Just curious how you cope with this?


----------



## Kristen Cabe (Mar 27, 2006)

A big stick. :lol:


----------



## Andres Martin (May 19, 2006)

If it's a sport dog...I would use rewards or lack thereof. Possibly a sharpened prong as a reminder or guide...but in any case, a high drive sport dog will respond better to self-learning.

In obedience, I would offer as a reward that which the dog MOST WANTS. In protection, I would remove or take away that which the dog MOST WANTS.

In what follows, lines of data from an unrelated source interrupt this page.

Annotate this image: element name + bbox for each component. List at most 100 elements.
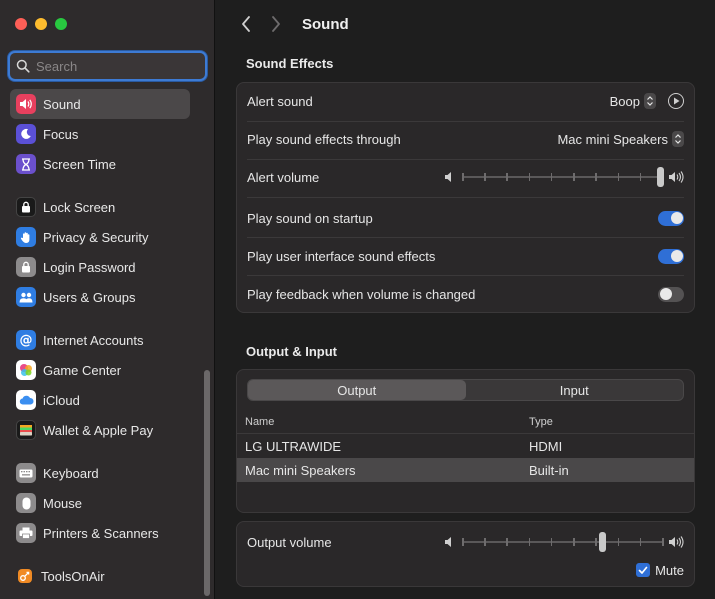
sound-effects-panel: Alert sound Boop Play sound effects thro… bbox=[236, 82, 695, 313]
keyboard-icon bbox=[16, 463, 36, 483]
play-icon bbox=[673, 97, 679, 105]
sidebar-scrollbar[interactable] bbox=[204, 370, 210, 596]
checkmark-icon bbox=[636, 563, 651, 577]
page-title: Sound bbox=[302, 15, 349, 33]
alert-volume-label: Alert volume bbox=[247, 169, 320, 185]
volume-feedback-toggle[interactable] bbox=[658, 286, 684, 302]
output-volume-slider[interactable] bbox=[444, 532, 684, 552]
table-row[interactable]: LG ULTRAWIDE HDMI bbox=[237, 434, 694, 458]
search-icon bbox=[16, 59, 30, 73]
minimize-window-button[interactable] bbox=[35, 18, 47, 30]
sidebar-item-label: Focus bbox=[43, 126, 79, 142]
sound-effects-heading: Sound Effects bbox=[246, 56, 334, 71]
sidebar-item-label: Printers & Scanners bbox=[43, 525, 159, 541]
output-volume-label: Output volume bbox=[247, 534, 332, 550]
toolbar: Sound bbox=[216, 0, 715, 48]
play-through-row: Play sound effects through Mac mini Spea… bbox=[247, 129, 684, 149]
sidebar-item-screen-time[interactable]: Screen Time bbox=[10, 149, 190, 179]
slider-tick bbox=[573, 538, 575, 546]
slider-tick bbox=[462, 538, 464, 546]
sidebar-item-internet-accounts[interactable]: @ Internet Accounts bbox=[10, 325, 190, 355]
slider-thumb[interactable] bbox=[657, 167, 664, 187]
sidebar-item-printers-scanners[interactable]: Printers & Scanners bbox=[10, 518, 190, 548]
alert-volume-row: Alert volume bbox=[247, 166, 684, 188]
device-table: Name Type LG ULTRAWIDE HDMI Mac mini Spe… bbox=[237, 410, 694, 482]
close-window-button[interactable] bbox=[15, 18, 27, 30]
sidebar-item-users-groups[interactable]: Users & Groups bbox=[10, 282, 190, 312]
mute-checkbox[interactable]: Mute bbox=[636, 563, 684, 578]
sidebar-item-game-center[interactable]: Game Center bbox=[10, 355, 190, 385]
sidebar-item-label: Sound bbox=[43, 96, 81, 112]
volume-low-icon bbox=[445, 172, 451, 182]
tab-input[interactable]: Input bbox=[466, 380, 684, 400]
slider-tick bbox=[662, 538, 664, 546]
slider-tick bbox=[550, 173, 553, 181]
device-table-header: Name Type bbox=[237, 410, 694, 434]
name-column-header[interactable]: Name bbox=[237, 416, 529, 428]
main-content: Sound Sound Effects Alert sound Boop Pla… bbox=[216, 0, 715, 599]
sidebar-item-mouse[interactable]: Mouse bbox=[10, 488, 190, 518]
sidebar-item-keyboard[interactable]: Keyboard bbox=[10, 458, 190, 488]
sidebar-item-wallet-apple-pay[interactable]: Wallet & Apple Pay bbox=[10, 415, 190, 445]
slider-tick bbox=[617, 538, 620, 546]
play-through-popup[interactable]: Mac mini Speakers bbox=[557, 131, 684, 147]
slider-tick bbox=[484, 538, 486, 546]
hand-icon bbox=[16, 227, 36, 247]
startup-sound-row: Play sound on startup bbox=[247, 208, 684, 228]
toolsonair-icon bbox=[16, 567, 34, 585]
slider-thumb[interactable] bbox=[598, 532, 606, 552]
cloud-icon bbox=[16, 390, 36, 410]
mute-row: Mute bbox=[247, 561, 684, 579]
ui-sound-effects-toggle[interactable] bbox=[658, 248, 684, 264]
sidebar-item-focus[interactable]: Focus bbox=[10, 119, 190, 149]
output-volume-panel: Output volume Mute bbox=[236, 521, 695, 587]
play-through-label: Play sound effects through bbox=[247, 131, 401, 147]
device-type: HDMI bbox=[529, 438, 563, 454]
sidebar-item-label: Internet Accounts bbox=[43, 332, 144, 348]
sidebar-item-label: Wallet & Apple Pay bbox=[43, 422, 154, 438]
printer-icon bbox=[16, 523, 36, 543]
volume-feedback-label: Play feedback when volume is changed bbox=[247, 286, 476, 302]
slider-tick bbox=[528, 173, 531, 181]
back-button[interactable] bbox=[236, 14, 256, 34]
output-input-segmented-control: Output Input bbox=[247, 379, 684, 401]
slider-tick bbox=[550, 538, 553, 546]
slider-tick bbox=[506, 538, 508, 546]
table-row[interactable]: Mac mini Speakers Built-in bbox=[237, 458, 694, 482]
lock-icon bbox=[16, 257, 36, 277]
sidebar-item-label: Game Center bbox=[43, 362, 122, 378]
alert-volume-slider[interactable] bbox=[444, 167, 684, 187]
startup-sound-label: Play sound on startup bbox=[247, 210, 373, 226]
alert-sound-popup[interactable]: Boop bbox=[610, 93, 684, 109]
sidebar-item-icloud[interactable]: iCloud bbox=[10, 385, 190, 415]
alert-sound-label: Alert sound bbox=[247, 93, 313, 109]
sidebar-item-label: Login Password bbox=[43, 259, 136, 275]
volume-feedback-row: Play feedback when volume is changed bbox=[247, 284, 684, 304]
sidebar-nav: Sound Focus Screen Time Lock Screen Priv… bbox=[10, 89, 190, 591]
slider-tick bbox=[528, 538, 531, 546]
mouse-icon bbox=[16, 493, 36, 513]
chevron-left-icon bbox=[242, 16, 250, 32]
play-alert-button[interactable] bbox=[668, 93, 684, 109]
output-volume-row: Output volume bbox=[247, 531, 684, 553]
sidebar-item-privacy-security[interactable]: Privacy & Security bbox=[10, 222, 190, 252]
sidebar-item-label: Keyboard bbox=[43, 465, 99, 481]
output-input-panel: Output Input Name Type LG ULTRAWIDE HDMI… bbox=[236, 369, 695, 513]
slider-tick bbox=[506, 173, 508, 181]
sidebar-item-toolsonair[interactable]: ToolsOnAir bbox=[10, 561, 190, 591]
tab-output[interactable]: Output bbox=[248, 380, 466, 400]
forward-button[interactable] bbox=[266, 14, 286, 34]
sidebar-item-lock-screen[interactable]: Lock Screen bbox=[10, 192, 190, 222]
zoom-window-button[interactable] bbox=[55, 18, 67, 30]
slider-tick bbox=[484, 173, 486, 181]
search-field[interactable] bbox=[8, 51, 207, 81]
search-input[interactable] bbox=[36, 58, 196, 74]
startup-sound-toggle[interactable] bbox=[658, 210, 684, 226]
type-column-header[interactable]: Type bbox=[529, 416, 694, 428]
sidebar-item-login-password[interactable]: Login Password bbox=[10, 252, 190, 282]
sidebar-item-sound[interactable]: Sound bbox=[10, 89, 190, 119]
slider-tick bbox=[462, 173, 464, 181]
device-name: LG ULTRAWIDE bbox=[245, 438, 342, 454]
window-controls bbox=[15, 18, 67, 30]
ui-sound-effects-label: Play user interface sound effects bbox=[247, 248, 436, 264]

If it's a street dog...I will break him down and rebuild with whatever it takes, while working or training...and I would work on the bond with redoubled effort. I would use LARGE amounts of stress. Environmental stress. In a very tough dog the NEGATIVE effects of stress and compulsion disappear quickly.

Work the dog while he's anxious or scared. Relieve his anxiety when he complies and accepts the stress. Groomed training fields are no good for this.

If it's a young dog you're referring to, maybe it's simply a matter of patience and repetition.

A sport dog works for himself, while a street dog works for me.

Why do you ask?

Pssst...We will all continue to respect you and appreciate you if you admit to having a small problem. :lol: :lol: :lol:


----------



## Selena van Leeuwen (Mar 29, 2006)

Andres Martin said:


> Why do you ask?
> 
> Pssst...We will all continue to respect you and appreciate you if you admit to having a small problem. :lol: :lol: :lol:



ROFLOL..no that´s not the case...We (Dick and I) were wondering, ´cause we understand the most used correction tools are a normal prong and most of the time an e-collar.

We have a wide range of correctiontools, that we use for certain dogs at a certain time in the learning process. Sometimes 1 at the time, sometimes combined....so we were wondering what else you have in the toolbox that we might not know...


----------



## Mike Schoonbrood (Mar 27, 2006)

What tools do you have Selena? Perhaps answering your own question will help get more answers?


----------



## Selena van Leeuwen (Mar 29, 2006)

Our punishment are more fysical in several ways than (only) e-stim. 
If i put my list here, i think i have the PETA searching for me :wink:


----------



## Andres Martin (May 19, 2006)

Examples of strong dutch corrections:

- Anne will not go to the beauty parlor today.
- Spike's bedding will not be changed for one week.
- Playing soft Mexican music in the kennels.
- Grooming with a wire brush instead of horse hair.
- Zero mid-morning snacks.

I'm sure there are more. :lol: :lol:


----------



## Selena van Leeuwen (Mar 29, 2006)

Andres Martin said:


> Examples of strong dutch corrections:
> 
> - Anne will not go to the beauty parlor today.
> - Spike's bedding will not be changed for one week.
> ...


 :lol: :lol: :lol: :lol: :lol: :lol: :lol: :lol: :lol:


----------



## Connie Sutherland (Mar 27, 2006)

Oh, man, I have to add:
:lol: :lol: :lol: :lol: :lol: :lol: :lol: :lol: :lol:


----------